Ed ora arriva il punto cruciale: la tensione sulla resistenza risulta indipendente da ogni altro potenziale presente sulla locomotiva. Grazie a questo fatto è possibile collegare assieme tutti i poli positivi di tutti i motori presenti nel treno, in particolare tramite il collegamento Ed del cavo di comando multiplo IIId. I poli negativi, invece, sono separati fra loro tramite dei diodi (6) con l'anodo in comune (collegamento Ee del cavo di comando multiplo).
Grazie a questo accorgimento entrerà in conduzione solamente quel diodo che avrà un polo negativo più negativo degli altri, vale a dire quello del motore in cui scorre la corrente maggiore. La tensione risultante su (7) è quindi quella equivalente alla corrente massima (percorso rosa nello schema 3).


Schema 2: dettaglio

Analogamente, per la corrente differenziale (8) avremo , avremo una tensione corrispondente alla differenza tra la tensione del motore con la corrente massima e a quello con la corrente minima. Per capire meglio possiamo analizzare il circuito con dei valori numerici: poniamo il polo positivo comune a 0V. Le tensioni sui vari poli negativi saranno così minori di 0 (numeri rossi nello schema 2). Dato che la maggior parte delle persone è più propensa a pensare con i valori di tensione positiva, trasformiamo il tutto in positivo aggiungendo a tutti i valori una tensione di 6V, pari al valore più negativo. Avremo così i valori marcati in blu nello schema 3.
A questo punto è chiaro che andranno in conduzione solamente i diodi al potenziale più alto e, rispettivamente, più basso, creando così una tensione sul voltometro corrispondente alla differenza tra i motori 3 e 4 (percorso giallo nello schema seguente).


Schema 3: dettaglio

Per finire alcuni dettagli: in parallelo ai 2 amperometri sono presenti 2 diodi zener, il cui scopo è semplicemente quello di proteggere i voltometri/amperometri in caso di sovratensioni.

Considerazioni finali

Grazie a questo sistema è possibile sorvegliare l'andamento della corrente nei motori in maniera diretta ed efficace. Nonostante alcuni difetti, primo tra tutti l'impossibilità di riconoscere immediatamente quale motore ha dei problemi, si è trattato per lunghi anni del metodo migliore per affrontare la problematica.
Un piccolo problema è però sempre in agguato: per funzionare correttamente, i due veicoli accoppiati devono avere la stessa taratura degli strumenti ((1), (3) e (5)) , altrimenti è chiaro che essi mostreranno sempre dei valori sbagliati. A titolo di esempio, gli NPZ hanno una scala diversa rispetto agli altri veicoli: il risultato è che se si utilizza un NPZ con un veicolo di comando BDt EWII (cosa praticata abitualmente sia in Ticino che altrove) non si potrà far affidamento a quanto riportato dagli amperometri in cabina di guida.

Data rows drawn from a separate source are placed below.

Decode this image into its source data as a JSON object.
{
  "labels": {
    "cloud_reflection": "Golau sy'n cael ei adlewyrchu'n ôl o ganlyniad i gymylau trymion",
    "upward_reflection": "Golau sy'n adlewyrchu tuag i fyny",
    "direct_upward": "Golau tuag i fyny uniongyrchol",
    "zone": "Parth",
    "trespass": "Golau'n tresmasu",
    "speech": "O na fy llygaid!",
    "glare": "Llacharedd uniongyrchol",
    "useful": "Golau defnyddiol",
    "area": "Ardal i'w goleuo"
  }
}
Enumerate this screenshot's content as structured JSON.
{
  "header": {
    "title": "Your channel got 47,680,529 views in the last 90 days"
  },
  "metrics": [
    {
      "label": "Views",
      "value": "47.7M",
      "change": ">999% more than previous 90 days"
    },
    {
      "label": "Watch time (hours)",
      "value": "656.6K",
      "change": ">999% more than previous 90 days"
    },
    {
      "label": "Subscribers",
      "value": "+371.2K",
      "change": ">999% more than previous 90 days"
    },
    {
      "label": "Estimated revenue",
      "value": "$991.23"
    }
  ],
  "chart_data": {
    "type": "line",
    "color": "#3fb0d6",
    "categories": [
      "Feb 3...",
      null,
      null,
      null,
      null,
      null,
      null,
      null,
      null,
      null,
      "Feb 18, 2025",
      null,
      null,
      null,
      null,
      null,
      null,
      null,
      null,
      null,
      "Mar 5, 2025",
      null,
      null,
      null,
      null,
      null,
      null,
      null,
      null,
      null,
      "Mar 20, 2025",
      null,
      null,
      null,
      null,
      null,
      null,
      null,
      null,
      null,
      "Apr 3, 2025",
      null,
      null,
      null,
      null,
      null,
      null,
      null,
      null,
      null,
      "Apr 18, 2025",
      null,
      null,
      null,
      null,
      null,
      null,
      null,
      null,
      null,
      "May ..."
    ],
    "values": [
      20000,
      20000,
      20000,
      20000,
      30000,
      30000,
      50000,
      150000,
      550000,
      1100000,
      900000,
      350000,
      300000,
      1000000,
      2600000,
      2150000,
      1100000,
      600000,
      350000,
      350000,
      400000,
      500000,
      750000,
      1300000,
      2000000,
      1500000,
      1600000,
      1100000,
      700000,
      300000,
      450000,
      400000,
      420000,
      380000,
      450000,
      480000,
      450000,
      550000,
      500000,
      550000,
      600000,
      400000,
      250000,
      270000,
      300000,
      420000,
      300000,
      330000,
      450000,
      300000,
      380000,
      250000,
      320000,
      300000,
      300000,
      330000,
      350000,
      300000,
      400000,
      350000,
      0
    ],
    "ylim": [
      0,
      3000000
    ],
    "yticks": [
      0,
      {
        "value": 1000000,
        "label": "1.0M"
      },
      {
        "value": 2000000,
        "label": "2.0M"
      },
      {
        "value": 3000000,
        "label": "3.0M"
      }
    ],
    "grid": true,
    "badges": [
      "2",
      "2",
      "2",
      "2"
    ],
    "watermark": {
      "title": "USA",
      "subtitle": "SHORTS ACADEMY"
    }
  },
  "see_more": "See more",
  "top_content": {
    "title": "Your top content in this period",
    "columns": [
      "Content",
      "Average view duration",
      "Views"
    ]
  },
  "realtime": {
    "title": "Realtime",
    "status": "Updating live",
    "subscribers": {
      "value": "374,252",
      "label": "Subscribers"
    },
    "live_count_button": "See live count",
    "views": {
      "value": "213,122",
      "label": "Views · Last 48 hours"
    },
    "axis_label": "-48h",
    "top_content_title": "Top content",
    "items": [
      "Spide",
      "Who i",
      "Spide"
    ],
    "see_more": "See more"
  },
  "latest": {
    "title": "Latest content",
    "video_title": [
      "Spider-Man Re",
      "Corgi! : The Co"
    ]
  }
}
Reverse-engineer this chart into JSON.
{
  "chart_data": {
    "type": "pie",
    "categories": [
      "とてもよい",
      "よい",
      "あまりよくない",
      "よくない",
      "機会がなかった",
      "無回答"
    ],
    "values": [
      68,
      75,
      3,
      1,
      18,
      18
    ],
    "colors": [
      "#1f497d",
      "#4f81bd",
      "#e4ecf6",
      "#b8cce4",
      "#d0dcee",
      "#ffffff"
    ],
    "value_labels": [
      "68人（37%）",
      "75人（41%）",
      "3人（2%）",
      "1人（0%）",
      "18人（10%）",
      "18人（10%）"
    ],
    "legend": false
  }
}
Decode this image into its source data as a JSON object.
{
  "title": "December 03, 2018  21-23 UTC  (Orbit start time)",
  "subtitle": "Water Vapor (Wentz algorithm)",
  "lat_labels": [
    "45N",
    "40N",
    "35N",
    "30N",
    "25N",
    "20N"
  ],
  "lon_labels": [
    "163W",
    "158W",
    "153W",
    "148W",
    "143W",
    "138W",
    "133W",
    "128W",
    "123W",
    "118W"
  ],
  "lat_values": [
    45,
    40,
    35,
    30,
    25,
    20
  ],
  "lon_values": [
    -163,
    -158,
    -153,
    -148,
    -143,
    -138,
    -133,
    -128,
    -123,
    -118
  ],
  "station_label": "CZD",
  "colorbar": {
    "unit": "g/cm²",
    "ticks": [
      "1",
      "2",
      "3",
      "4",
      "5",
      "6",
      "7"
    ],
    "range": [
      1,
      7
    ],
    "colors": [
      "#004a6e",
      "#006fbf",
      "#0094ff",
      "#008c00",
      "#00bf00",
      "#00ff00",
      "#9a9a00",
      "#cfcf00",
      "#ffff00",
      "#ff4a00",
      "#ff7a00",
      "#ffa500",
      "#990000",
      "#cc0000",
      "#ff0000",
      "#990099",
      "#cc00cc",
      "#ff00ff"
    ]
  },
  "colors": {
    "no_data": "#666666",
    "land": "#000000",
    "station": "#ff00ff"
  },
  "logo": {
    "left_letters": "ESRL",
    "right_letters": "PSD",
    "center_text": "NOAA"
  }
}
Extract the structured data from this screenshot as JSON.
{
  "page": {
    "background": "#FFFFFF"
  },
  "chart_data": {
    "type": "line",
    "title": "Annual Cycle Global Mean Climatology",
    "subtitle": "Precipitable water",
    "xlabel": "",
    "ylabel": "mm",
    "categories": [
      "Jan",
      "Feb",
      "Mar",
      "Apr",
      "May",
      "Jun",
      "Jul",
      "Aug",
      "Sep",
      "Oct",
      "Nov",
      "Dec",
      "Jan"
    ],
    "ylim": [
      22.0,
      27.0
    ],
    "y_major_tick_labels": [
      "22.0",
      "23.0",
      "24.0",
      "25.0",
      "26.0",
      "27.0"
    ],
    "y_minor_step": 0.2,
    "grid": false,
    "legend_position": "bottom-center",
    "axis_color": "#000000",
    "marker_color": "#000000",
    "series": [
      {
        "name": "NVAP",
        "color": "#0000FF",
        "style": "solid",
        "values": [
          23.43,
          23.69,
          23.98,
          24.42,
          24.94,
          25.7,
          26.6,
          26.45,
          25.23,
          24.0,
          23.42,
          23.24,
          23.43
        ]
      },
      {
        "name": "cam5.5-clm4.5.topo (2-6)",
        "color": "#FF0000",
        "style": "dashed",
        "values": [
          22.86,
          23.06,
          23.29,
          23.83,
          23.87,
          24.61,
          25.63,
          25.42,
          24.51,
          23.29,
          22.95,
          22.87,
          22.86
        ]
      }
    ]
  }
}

Al giorno d'oggi, questa problematica non esiste praticamente più. Infatti, sui veicoli moderni, tutte le informazioni vengono trasmesse in digitale sul bus del treno ed è quindi molto semplice programmare direttamente via software tutte le operazioni desiderate. Inoltre, al macchinista non interessa praticamente più conoscere il valore istantaneo della corrente nei motori in quanto tutta la trazione è gestita in automatico della centralina.